Esa noche, el ambiente en Versalles era otro: no faltó la música, ni los rostros con los que tanto estaba familiarizado. No obstante, había algo en esos rostros y en el frenesí de los músicos. Cuando Horacio entró, nadie le despegaba la mirada conforme avanzaba por el salón, y la música y el baile tenía un ritmo más lento que el habitual, como si todos esos fantasmas estuvieran hipnotizados por su presencia.
Había sonrisas, muchas sonrisas, pero también algo de intranquilidad. Así lo notó Horacio, cuando, sin darse cuenta, se acercó a la mesa donde estaba Salazar. Este se puso de pie. La música se detuvo.
—Mi amigo… ¿supiste? —le preguntó. Horacio se sintió acorralado por las miradas de todos los demás espíritus.
—No sé de qué me hablas, Salazar —le respondió boquiabierto. El hombre pálido, de ojos anaranjados, suspiró.
—Imanol murió hoy —dijo. Horacio no le despegó la mirada.
— ¿Por…de qué?
—Por la intoxicación. Pero…hay algo más —Salazar sonrió.
—Las señoras que estaban con él…— hizo una pausa.
—Sobrevivieron. Las alcanzó a salvar.
Le temblaron las piernas, y se sostuvo en el borde de la mesa. Sintió más de cerca los gestos de felicidad mezclados con asombro. No prestó atención a los murmullos, a las condolencias que se transformaban en felicitaciones.
—Sabes que lamentamos lo que pasó, la forma en que esto tuvo que pasar, sin embargo, también sabes lo que significa. Después de tantas décadas, es tu turno de escuchar esto— dijo Salazar. Puso su mano en el hombro de Horacio—. Mi buen amigo: tu deuda está pagada.

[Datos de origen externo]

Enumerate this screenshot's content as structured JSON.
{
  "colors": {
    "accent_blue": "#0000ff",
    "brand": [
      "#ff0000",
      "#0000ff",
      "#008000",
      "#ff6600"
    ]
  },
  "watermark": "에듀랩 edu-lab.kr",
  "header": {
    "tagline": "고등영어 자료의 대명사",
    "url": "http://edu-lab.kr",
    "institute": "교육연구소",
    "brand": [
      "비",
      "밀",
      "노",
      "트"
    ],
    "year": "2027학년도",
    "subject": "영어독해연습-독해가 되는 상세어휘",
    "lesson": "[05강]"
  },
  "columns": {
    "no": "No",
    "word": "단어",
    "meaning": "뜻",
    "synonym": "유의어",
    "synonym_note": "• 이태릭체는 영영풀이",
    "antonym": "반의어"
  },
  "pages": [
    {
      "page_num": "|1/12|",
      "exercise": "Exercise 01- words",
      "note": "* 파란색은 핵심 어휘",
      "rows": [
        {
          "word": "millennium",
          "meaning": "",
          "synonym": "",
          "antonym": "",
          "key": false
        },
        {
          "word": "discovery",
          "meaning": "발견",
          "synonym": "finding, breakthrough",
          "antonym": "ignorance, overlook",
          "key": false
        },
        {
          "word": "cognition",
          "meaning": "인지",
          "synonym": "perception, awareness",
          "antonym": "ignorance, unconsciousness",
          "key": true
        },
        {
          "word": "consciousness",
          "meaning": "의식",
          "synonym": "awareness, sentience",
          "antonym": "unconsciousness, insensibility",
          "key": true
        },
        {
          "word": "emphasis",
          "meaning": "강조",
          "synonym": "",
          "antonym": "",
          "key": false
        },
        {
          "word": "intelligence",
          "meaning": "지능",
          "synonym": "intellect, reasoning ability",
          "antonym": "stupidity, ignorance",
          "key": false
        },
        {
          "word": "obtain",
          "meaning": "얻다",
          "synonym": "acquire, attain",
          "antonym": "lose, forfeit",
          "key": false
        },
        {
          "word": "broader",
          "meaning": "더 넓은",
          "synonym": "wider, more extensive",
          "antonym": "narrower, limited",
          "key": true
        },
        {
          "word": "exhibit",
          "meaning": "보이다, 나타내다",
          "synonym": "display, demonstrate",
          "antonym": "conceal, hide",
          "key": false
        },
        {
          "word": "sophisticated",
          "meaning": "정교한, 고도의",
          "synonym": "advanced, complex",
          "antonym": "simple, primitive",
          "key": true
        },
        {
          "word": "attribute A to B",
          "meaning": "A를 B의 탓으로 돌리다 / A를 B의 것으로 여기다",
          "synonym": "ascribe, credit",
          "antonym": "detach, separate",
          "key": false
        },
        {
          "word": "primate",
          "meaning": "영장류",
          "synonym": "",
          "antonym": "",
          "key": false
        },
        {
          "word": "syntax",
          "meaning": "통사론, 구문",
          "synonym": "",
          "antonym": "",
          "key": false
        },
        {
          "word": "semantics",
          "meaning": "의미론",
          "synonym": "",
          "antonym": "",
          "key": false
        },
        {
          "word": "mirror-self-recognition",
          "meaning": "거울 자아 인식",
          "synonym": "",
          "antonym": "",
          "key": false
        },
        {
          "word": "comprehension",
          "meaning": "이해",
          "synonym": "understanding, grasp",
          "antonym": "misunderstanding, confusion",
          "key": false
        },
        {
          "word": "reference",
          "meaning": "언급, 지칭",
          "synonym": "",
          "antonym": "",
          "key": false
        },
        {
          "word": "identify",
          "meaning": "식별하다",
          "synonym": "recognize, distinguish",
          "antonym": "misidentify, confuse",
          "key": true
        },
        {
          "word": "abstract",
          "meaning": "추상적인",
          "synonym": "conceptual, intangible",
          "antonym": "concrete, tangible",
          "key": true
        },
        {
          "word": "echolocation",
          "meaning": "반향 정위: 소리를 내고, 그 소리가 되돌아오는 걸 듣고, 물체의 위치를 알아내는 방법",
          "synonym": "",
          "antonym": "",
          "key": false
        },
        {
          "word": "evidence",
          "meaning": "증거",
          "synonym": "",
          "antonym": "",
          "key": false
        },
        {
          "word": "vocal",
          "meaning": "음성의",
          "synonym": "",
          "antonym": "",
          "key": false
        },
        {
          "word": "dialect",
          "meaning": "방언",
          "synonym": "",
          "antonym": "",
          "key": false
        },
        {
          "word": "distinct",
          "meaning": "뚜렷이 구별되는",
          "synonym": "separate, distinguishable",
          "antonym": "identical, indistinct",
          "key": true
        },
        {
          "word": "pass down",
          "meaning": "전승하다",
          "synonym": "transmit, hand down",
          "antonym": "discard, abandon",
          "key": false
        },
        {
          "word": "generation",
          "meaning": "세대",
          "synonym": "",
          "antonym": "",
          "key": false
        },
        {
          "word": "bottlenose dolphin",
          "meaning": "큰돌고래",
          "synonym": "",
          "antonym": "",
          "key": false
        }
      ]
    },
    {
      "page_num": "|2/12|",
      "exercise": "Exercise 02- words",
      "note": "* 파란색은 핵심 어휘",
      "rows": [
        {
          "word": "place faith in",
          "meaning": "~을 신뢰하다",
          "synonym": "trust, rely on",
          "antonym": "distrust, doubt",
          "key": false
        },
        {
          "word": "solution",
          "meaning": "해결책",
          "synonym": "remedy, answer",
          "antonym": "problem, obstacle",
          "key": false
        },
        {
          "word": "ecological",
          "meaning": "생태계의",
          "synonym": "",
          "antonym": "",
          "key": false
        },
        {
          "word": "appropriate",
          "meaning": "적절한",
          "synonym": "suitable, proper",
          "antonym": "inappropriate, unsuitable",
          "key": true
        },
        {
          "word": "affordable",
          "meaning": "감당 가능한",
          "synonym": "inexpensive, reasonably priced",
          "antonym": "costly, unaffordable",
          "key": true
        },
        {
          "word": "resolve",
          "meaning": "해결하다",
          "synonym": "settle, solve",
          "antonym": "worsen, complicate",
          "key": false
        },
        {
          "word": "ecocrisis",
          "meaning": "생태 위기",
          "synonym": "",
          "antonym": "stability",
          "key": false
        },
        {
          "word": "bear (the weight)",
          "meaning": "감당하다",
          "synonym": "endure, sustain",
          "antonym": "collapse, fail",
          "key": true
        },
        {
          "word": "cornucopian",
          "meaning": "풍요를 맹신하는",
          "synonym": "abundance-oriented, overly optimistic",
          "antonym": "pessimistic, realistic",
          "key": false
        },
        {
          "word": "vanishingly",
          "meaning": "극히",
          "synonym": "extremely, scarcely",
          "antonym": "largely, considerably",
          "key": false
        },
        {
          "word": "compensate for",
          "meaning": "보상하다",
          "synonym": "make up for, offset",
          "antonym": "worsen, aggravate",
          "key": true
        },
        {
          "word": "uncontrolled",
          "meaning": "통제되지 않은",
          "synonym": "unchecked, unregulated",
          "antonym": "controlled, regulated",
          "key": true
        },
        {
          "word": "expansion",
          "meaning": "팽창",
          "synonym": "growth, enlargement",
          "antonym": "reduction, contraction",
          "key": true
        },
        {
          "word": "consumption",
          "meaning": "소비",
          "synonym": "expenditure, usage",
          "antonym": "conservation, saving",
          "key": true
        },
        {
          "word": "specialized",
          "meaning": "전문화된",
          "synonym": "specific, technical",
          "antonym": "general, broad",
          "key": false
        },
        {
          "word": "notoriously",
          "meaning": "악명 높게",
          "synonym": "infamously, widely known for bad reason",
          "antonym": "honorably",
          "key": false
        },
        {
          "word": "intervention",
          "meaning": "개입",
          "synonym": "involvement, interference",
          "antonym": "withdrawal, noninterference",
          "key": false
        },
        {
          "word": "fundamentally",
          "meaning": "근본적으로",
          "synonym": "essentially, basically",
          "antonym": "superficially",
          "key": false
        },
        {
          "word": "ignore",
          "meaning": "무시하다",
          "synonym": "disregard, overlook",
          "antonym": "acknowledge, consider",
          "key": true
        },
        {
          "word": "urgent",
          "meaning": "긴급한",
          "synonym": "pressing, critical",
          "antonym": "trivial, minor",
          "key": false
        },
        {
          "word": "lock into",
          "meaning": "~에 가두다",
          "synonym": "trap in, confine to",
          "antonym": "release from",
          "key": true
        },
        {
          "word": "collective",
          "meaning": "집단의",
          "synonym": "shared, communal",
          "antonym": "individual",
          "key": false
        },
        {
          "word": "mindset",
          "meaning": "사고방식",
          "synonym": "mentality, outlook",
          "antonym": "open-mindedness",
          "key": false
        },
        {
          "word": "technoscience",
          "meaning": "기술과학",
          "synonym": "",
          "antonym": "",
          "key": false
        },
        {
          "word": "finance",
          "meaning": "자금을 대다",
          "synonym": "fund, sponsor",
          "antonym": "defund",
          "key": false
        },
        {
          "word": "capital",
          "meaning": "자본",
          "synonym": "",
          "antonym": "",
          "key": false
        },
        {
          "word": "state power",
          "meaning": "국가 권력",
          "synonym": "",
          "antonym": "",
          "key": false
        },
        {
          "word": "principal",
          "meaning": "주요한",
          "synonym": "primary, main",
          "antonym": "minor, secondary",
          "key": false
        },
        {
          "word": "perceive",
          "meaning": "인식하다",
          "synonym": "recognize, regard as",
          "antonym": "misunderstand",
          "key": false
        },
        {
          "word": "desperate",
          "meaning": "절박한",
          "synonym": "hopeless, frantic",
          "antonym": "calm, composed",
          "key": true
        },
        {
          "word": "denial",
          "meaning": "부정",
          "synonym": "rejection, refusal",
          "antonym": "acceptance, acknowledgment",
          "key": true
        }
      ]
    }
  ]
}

Y Versalles estalló en alegría, una que nadie ahí, ninguno de los otros fantasmas había visto jamás. Una celebración que se sentía un poco trágica, llena de nostalgia y euforia. Horacio creyó sentir la calidez de quienes lo rodeaban como en esos años que compartió con muchos de ellos en vida. Gritos, sonrisas, abrazos. No había danzón en ese momento. Esa vez, algo más grande unió a los fantasmas dentro del salón. Horacio miró a Salazar, este señaló hacia la entrada: ahí estaba el elegante Cadillac, tan negro como la noche misma, esperándolos. Ambos se dirigieron hacia el portón de cristal, por un pasillo formado por fantasmas que aplaudían y gritaban entusiasmados.
—Imanol y tu esposa te están esperando —dijo Salazar.
—¡Caray! ¡¿A poco sí?! ¡Pos´a ella la extraño bien mucho y a él ya lo quiero conocer!
Subieron al auto, dejando atrás al conjunto de espíritus que los acompañaron a la calle. Salazar encendió el Cadillac, y avanzó por el Paseo Alcalde. Horacio se despedía de todos asomándose por la ventana, viendo la fachada de Versalles y la noche tapatía por última vez.